Having spent a lot of time learning various languages, I’ve decided to write up my somewhat unorthodox thoughts on the best language learing strategy for someone who ultimately intends to learn more than one language. While I hope that what I say here will also be useful to people who only care about mastering their second language, and don’t expect to ever study another after that, do bear in mind that my target audience is aspiring polyglots.
At any rate, my advice is this: if you want to learn a large number of languages, you should stop thinking in terms of learning whole languages, and start thinking in terms of learning parts of languages (which first and foremost refers to words, but includes grammar as well). Instead of studying French or German, learn how a French or German person would express the concepts that are important to you, and whether they would use vocabularly and syntax that you already know, or that you still need to acquire.

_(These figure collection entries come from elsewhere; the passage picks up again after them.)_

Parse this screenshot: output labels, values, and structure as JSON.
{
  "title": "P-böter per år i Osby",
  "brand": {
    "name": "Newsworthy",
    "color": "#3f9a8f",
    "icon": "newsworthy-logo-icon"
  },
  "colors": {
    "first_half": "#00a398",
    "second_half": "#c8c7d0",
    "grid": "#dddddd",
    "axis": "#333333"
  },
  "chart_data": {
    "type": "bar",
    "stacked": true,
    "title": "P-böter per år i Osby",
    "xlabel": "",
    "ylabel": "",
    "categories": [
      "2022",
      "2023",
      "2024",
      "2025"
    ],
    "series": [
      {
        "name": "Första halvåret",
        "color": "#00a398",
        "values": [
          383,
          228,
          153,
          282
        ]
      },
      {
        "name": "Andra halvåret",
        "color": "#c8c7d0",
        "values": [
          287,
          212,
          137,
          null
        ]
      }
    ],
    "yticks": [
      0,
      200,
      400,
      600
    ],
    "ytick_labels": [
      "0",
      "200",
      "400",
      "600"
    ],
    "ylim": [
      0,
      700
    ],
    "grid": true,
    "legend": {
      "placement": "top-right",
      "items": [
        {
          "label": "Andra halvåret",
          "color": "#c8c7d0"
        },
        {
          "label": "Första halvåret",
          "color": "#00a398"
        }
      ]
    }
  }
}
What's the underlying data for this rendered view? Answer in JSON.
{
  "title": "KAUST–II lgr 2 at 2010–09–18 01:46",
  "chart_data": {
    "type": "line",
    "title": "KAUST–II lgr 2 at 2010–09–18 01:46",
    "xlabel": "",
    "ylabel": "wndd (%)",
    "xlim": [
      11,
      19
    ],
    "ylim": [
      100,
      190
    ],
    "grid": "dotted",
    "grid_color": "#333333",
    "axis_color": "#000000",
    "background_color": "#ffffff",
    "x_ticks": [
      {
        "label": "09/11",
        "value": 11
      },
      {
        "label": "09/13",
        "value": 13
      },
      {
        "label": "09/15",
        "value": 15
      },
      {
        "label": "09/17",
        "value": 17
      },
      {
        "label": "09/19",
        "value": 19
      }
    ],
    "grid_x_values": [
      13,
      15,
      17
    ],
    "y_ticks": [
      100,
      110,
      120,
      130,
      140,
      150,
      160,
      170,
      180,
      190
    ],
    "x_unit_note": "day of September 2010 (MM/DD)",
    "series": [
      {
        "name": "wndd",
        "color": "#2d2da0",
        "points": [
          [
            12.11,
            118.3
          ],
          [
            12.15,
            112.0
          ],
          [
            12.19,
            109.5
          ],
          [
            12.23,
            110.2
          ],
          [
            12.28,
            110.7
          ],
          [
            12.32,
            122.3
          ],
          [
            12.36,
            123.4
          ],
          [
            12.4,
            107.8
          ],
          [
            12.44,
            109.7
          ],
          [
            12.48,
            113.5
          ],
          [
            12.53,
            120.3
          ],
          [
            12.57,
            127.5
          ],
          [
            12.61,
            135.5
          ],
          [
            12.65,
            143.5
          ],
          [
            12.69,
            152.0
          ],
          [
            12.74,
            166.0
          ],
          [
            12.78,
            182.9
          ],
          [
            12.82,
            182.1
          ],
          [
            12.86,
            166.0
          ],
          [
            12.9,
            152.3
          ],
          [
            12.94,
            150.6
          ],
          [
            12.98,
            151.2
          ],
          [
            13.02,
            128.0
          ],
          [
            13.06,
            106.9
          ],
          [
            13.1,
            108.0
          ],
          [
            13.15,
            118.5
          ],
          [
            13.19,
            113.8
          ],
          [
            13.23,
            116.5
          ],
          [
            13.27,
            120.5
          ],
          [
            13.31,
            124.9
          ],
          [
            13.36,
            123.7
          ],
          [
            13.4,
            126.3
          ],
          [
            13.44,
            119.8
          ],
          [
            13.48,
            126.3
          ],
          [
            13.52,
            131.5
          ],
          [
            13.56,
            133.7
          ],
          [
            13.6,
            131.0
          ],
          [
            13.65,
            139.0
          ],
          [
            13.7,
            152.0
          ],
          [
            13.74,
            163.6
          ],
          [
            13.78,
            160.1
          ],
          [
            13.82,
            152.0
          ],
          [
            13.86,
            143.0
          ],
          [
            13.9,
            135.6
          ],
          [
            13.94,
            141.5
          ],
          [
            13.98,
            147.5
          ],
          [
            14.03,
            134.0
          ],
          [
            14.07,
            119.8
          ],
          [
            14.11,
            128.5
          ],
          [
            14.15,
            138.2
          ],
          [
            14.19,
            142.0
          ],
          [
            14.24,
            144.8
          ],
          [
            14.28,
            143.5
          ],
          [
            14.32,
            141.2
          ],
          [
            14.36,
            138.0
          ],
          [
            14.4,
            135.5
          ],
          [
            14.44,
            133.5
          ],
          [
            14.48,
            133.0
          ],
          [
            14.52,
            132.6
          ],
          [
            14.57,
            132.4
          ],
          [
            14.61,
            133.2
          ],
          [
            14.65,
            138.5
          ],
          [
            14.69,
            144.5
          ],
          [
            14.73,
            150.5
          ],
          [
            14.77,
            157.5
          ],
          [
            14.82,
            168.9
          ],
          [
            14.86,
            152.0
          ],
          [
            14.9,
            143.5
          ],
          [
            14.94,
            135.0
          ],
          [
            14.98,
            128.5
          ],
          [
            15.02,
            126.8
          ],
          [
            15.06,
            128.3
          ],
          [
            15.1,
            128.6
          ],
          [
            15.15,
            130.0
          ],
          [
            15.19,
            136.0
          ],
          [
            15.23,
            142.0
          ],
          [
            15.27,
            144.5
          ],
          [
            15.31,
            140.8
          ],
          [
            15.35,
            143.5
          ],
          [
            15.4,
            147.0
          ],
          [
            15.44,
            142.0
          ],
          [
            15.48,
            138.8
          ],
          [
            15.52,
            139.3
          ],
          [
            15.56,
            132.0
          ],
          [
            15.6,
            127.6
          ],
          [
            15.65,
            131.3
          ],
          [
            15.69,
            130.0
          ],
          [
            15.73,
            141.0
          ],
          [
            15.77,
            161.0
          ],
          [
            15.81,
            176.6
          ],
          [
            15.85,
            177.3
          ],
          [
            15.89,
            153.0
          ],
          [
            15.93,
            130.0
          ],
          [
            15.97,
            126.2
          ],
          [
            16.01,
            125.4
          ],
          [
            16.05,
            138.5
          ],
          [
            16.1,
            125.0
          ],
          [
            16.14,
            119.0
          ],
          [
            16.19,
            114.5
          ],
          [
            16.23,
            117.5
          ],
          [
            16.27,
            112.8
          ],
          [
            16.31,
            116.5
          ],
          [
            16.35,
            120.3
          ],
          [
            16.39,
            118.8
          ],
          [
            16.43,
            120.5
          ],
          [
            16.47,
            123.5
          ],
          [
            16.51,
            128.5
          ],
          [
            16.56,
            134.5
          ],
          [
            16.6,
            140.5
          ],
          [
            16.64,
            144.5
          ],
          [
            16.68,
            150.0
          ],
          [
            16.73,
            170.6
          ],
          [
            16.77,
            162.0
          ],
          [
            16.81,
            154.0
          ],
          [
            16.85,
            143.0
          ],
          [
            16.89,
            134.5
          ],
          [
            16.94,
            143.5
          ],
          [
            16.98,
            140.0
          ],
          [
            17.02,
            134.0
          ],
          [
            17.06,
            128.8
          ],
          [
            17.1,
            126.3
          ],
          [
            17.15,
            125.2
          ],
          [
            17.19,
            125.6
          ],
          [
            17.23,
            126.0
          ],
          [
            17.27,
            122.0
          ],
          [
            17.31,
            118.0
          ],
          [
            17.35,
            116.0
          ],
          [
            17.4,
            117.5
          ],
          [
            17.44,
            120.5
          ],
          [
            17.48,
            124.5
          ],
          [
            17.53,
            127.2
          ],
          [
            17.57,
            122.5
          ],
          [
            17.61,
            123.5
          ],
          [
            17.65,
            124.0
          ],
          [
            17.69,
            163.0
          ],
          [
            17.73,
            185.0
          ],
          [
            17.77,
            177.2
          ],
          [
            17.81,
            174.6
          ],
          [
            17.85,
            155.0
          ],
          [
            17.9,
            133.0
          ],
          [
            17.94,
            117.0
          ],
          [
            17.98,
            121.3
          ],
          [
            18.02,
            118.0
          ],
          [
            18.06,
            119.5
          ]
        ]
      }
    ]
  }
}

The reasons for this are manifold: in the modern world, many languages — even those that are in no way genetically related — have a certain amount of similar vocabulary due to borrowing, and many unrelated languages share similar grammatical constructions regardless of their relatedness or level of contact with other languages. Additionally, learning a new language requires you to break down that language and learn its component pieces (to some extent) separately, and if you can apply a piece to a new language that you’ve already mastered when studying another, that’s all the more effort that you won’t have to put in. Languages aren’t monolithic entities that have to (or even can) be learned in isolation, and there’s very little to gain by treating them as if they were.
Obviously, there will always be something new that you have to learn when starting a new language — it wouldn’t be a different language if it were the same as one that you’d already studied — but over time, you will reach a point where you start off on a new language already knowing most of the material that you will have to apply to speak it, having to learn only a subset of the vocabularly and a smattering of novel constructions and grammatical features.